Photo: Kaspar Wimberley (Groundwork for ‘Paradise Stories’ in Liverpool)
By Kaspar Wimberley (07.2007)
At a given time a line of sight is quietly drawn through the city, hovering above ground level, darting from balcony to balcony. Strangers are connected together for a brief moment of silent solidarity, a message that is intimately being passed from eye to eye.
Participants align their watches and, at an agreed point in time, stand on their balcony and focus on another participant’s balcony that can be seen in the distance. This focus is held for approximately 5 minutes. Participants photograph their distant partners.

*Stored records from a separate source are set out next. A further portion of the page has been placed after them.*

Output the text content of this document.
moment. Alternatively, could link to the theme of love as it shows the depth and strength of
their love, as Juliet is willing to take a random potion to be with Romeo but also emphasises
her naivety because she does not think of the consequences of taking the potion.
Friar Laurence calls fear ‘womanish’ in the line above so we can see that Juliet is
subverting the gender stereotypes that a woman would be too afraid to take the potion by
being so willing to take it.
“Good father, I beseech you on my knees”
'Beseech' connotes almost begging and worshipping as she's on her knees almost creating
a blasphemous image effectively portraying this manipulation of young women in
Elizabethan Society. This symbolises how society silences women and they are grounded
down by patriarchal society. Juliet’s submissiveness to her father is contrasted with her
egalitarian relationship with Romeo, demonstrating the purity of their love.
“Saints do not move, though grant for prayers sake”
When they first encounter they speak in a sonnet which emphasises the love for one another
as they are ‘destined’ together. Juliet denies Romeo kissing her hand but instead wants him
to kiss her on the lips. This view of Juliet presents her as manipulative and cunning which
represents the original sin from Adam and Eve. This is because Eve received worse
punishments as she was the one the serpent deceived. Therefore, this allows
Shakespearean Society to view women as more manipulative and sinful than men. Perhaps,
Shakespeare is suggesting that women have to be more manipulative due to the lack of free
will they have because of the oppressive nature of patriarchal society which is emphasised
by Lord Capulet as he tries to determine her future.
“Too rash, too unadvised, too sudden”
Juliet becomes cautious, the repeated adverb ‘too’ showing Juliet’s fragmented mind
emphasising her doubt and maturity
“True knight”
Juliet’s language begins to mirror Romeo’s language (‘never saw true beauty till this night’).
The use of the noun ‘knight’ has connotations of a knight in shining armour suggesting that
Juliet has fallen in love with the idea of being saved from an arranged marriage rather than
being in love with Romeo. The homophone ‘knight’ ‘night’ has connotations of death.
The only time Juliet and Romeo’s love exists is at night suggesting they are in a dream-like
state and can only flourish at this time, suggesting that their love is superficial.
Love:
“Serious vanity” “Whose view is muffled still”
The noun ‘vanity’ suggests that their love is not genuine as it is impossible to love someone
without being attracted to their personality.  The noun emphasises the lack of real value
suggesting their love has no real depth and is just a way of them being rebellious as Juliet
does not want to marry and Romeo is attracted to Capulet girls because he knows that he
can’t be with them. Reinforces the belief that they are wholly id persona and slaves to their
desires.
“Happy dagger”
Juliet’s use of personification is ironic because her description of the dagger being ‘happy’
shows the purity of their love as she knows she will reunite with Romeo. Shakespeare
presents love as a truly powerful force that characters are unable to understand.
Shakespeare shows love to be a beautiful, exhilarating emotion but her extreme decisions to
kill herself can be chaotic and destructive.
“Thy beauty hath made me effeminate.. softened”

Variation 2: Couples lean out of their window and focus their gaze in opposite directions towards other participating couples at their respective windows. A continuous line of sight, with an in and out point at each juncture, that both separates and joins together each couple. Variation 3: At street level, the line of sight is drawn from corner to corner, bouncing and rebounding through the city.
We would like to take this project as a starting point for developing further ‘moments of solidarity’, communal acts that link individuals together, cutting through existing boundaries and notions of community and privacy. These brief acts stretch our focus to a point usually outside the perimeters of our living-environment or personal space, altering the relationship we have to the city and its urban community.
Line of sight was first enacted in March 2008 as part of Paradise Stories, an exhibition commissioned by the Liverpool Capital of Culture.